Joe, a campaign whiz kid, helps Marcus Sanchez become the first Republican Latino mayor of Nashville. Marcus and Maria are the Platonic form of shiny perfect people, so it’s easy for Joe to believe in them. Now he’s being tapped for the big time. Joe’s sassy gay bestie Pete, because even a gay man needs a sassy gay bestie sometimes, points out a super sexy, clean cut blond guy at Marcus Sanchez’s victory party, and wouldn’t you know it, that’s Joe’s next client, David. Joe and David start out professional, accidentally having flirtation thoughts that they try to suppress. David is a widower who loves attention, and Joe is a career-minded person with his own side piece. But they are inexorably drawn by their shared horniness to becoming a couple of gay Republicans together. And I know they’re Republicans, because Morales never mentions what political party any of these people work for. Also “grocery store owner turned first Latino mayor” is definitely the author insert in Marco Rubio’s anonymously written crime novel.

In My Accidental First Date, Morales doxxed himself as your dad’s fishing buddy in several places, including a comment about a lover’s “sensuous Orville Redenbacher breath.” You’ll be glad to know, he keeps up that practice in Winning His Vote. My favorite line is when a woman with a sparkling personality is said to “make Ronald Reagan look uncharismatic.” For younger readers, Ronald Reagan was a kaiju that came to shore in 1980 and was never defeated in battle. During its reign of destruction it was known by many names, including Abaddon the Destroyer, or Shulak the Lurker in the Dark. The Inca knew it as Supay, Lord of the Underworld. Republicans called Ronald Reagan “the Great Communicator,” because of its folksy demeanor. Imagine Saturn devouring his children, but he’s saying “aw shucks” between bites. Point is, no one under the age of sixty remembers Ronald Reagan as charismatic.
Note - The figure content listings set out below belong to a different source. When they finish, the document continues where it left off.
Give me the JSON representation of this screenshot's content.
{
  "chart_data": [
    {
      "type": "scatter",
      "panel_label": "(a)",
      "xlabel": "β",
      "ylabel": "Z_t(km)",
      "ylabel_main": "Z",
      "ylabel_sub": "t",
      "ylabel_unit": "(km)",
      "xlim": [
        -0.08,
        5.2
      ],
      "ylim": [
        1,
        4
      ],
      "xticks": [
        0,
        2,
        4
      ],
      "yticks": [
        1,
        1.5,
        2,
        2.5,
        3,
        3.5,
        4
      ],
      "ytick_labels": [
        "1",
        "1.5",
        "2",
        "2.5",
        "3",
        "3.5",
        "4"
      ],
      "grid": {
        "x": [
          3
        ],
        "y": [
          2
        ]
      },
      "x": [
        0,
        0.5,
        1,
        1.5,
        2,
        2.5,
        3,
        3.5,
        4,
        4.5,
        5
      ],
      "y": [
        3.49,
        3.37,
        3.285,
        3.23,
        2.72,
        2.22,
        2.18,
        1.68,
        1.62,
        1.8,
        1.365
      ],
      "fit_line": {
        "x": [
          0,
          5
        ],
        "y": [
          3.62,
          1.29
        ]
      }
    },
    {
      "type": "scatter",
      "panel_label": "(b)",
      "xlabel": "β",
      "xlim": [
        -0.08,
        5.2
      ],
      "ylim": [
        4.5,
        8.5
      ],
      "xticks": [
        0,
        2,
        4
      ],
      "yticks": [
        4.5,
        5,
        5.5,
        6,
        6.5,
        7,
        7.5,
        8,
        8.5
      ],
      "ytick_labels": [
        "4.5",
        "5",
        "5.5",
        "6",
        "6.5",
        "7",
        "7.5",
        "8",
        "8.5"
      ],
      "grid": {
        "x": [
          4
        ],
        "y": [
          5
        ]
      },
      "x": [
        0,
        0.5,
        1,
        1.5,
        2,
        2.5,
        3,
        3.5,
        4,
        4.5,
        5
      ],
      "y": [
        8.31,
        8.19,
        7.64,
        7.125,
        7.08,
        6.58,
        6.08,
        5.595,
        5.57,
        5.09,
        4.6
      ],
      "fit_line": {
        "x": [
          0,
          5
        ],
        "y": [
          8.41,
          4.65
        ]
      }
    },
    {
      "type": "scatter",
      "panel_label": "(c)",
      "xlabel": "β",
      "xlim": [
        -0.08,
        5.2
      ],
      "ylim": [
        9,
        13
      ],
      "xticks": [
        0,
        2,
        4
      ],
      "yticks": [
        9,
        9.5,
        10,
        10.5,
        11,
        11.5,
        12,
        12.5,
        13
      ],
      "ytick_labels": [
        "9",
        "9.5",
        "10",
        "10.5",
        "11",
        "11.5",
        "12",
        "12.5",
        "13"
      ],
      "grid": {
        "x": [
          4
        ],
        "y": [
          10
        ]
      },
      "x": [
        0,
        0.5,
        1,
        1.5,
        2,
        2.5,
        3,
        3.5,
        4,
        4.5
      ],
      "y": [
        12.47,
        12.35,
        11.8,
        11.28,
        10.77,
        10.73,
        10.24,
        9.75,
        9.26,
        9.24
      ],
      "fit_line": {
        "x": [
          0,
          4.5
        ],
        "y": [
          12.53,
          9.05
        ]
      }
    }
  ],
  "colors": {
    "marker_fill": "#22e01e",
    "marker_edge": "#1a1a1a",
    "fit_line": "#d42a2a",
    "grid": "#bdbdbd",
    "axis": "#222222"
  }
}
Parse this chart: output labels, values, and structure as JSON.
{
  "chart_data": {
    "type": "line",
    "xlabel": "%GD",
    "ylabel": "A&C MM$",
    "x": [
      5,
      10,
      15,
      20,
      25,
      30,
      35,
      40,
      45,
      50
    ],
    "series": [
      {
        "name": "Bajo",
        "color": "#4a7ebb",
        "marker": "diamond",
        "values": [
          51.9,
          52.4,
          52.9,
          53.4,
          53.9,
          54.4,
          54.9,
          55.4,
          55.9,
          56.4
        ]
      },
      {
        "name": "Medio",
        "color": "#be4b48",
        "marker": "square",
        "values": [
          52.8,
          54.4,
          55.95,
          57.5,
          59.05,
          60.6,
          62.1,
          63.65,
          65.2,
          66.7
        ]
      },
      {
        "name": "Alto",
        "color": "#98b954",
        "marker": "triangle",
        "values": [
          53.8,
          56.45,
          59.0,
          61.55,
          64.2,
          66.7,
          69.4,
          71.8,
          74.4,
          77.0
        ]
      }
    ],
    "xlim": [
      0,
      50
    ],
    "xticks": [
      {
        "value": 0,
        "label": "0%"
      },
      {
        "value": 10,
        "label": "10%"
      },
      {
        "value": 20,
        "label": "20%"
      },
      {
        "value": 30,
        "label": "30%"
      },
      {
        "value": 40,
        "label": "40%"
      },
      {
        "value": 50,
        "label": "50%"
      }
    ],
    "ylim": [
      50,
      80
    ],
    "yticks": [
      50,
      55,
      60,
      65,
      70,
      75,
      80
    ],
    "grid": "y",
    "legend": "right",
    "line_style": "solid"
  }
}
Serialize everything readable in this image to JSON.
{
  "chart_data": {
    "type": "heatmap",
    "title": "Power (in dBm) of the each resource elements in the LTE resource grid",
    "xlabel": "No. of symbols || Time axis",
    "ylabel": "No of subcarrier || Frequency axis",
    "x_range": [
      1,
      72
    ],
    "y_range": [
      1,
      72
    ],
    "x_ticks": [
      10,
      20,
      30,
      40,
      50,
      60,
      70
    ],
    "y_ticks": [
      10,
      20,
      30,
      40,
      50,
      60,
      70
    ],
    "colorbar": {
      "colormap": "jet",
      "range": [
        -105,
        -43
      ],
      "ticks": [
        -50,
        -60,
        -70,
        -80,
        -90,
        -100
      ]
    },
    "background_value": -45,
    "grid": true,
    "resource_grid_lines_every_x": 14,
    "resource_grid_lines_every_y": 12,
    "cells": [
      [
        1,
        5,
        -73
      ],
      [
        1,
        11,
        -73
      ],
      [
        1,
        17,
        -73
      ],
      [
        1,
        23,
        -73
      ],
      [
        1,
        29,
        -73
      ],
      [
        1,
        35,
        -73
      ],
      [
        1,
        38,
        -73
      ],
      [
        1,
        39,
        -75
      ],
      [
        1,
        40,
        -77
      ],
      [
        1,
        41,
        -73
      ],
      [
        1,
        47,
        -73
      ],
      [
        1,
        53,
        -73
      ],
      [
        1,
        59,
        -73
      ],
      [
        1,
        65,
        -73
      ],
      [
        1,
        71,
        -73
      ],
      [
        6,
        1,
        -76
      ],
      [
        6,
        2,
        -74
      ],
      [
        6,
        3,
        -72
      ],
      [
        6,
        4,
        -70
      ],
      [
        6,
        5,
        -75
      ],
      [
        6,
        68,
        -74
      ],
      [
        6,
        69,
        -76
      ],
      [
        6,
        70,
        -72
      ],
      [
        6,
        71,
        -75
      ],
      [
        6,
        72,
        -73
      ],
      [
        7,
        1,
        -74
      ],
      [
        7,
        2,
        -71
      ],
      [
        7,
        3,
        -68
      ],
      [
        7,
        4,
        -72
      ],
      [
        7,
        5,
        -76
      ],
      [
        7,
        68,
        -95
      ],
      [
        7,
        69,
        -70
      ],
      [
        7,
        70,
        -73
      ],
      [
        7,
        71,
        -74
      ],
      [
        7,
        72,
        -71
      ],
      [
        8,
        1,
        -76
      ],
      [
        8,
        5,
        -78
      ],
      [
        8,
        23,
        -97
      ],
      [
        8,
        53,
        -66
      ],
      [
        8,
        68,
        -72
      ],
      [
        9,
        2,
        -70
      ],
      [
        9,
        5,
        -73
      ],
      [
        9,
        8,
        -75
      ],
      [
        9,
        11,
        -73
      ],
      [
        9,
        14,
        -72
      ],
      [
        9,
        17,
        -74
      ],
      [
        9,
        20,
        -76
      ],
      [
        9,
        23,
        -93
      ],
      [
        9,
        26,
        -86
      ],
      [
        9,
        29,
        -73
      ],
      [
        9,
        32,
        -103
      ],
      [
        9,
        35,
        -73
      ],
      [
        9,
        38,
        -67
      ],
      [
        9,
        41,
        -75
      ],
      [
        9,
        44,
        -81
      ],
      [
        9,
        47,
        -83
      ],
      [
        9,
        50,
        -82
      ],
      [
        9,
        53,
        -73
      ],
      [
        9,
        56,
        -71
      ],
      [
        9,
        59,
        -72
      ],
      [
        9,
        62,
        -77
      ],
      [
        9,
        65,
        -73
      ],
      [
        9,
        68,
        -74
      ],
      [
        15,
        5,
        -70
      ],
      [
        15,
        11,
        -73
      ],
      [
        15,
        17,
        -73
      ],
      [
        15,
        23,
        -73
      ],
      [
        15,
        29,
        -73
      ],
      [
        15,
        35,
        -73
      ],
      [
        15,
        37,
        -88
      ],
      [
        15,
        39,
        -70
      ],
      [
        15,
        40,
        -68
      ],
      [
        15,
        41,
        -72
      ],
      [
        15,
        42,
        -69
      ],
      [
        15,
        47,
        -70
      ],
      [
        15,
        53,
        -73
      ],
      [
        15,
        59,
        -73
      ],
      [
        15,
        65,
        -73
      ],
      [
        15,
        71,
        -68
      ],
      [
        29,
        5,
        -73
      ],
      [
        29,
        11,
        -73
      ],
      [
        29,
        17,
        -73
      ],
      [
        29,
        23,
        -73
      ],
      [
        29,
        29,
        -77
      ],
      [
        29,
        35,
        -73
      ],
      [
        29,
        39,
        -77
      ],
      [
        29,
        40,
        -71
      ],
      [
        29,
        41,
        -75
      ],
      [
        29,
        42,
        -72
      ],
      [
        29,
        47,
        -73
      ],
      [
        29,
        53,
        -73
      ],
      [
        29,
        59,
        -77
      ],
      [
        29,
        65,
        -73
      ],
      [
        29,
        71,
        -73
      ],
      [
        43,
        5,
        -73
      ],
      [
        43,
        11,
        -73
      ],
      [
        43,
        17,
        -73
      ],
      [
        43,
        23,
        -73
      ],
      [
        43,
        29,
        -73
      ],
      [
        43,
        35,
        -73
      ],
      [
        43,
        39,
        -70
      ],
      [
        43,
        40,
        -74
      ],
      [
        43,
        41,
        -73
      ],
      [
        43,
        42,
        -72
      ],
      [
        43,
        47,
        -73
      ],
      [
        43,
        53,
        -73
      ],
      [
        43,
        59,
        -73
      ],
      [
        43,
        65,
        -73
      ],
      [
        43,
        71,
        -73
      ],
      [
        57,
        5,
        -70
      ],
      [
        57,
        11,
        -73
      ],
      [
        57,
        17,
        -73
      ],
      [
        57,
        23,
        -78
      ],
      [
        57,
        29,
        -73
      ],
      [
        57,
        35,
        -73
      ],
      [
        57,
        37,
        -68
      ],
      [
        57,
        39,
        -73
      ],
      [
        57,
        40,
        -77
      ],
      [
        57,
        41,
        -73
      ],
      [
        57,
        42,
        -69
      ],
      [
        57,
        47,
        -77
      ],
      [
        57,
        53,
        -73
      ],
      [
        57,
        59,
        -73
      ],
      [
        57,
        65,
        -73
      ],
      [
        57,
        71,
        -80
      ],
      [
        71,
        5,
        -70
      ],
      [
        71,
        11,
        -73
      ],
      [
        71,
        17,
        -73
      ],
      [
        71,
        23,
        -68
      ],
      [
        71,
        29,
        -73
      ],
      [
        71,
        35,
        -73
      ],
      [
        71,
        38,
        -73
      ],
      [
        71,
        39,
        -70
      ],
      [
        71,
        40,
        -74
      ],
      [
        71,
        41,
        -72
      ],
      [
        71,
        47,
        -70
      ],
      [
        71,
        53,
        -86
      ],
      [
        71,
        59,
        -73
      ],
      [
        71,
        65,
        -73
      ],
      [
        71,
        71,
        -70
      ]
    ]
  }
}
That brand had a very short shelf life, so this is another ring in the redwood that we can use to date Casey Morales and place him in his cultural and political context.

But has he improved as a writer? My Accidental First Date had a few unintentionally creepy moments where people were a little… Aziz Ansari when they were told “no.” If you’re going to have dubcon in your book, it needs to be deliberate enough that the reader knows that you know that it’s all in good smutty fun. It’s a lot less fun if you’re writing The Story of the Eye, and it comes across like you think you’re writing To All the Boys I’ve Loved Before. Winning His Vote doesn’t have much in the way of dubcon, but it does show a marked improvement in communicating to the audience when the author knows that what’s happening on the page should not be taken as normal romance. Boundaries are respectfully acknowledged, and then Marie Kando’d right out the window, the way God intended. That’s what I call progress.

OK, four books, with mixed-to-positive results. I’ve read enough books that are a-sequel-to-a-book-you’ve-never-read-simulators that it’s weird reading something and thinking “Oh yeah, I remember the donkey guy who helped the spider get to the monaste- sweet Jesus I’ve wasted my life.” I like the idea of writers going on a journey that the readers can tag along for. And while today’s crop haven’t changed much, they still deliver the things that made them worth reading in the first place. As usual, I would recommend any of these authors if you fancy yourself an explorer of the more dragon-y corners of the self-published world map. In the mean time, I’ll be away for the holidays, and the sequel to this post will have to wait until next year.

Sequels are the cold sores of the literary world.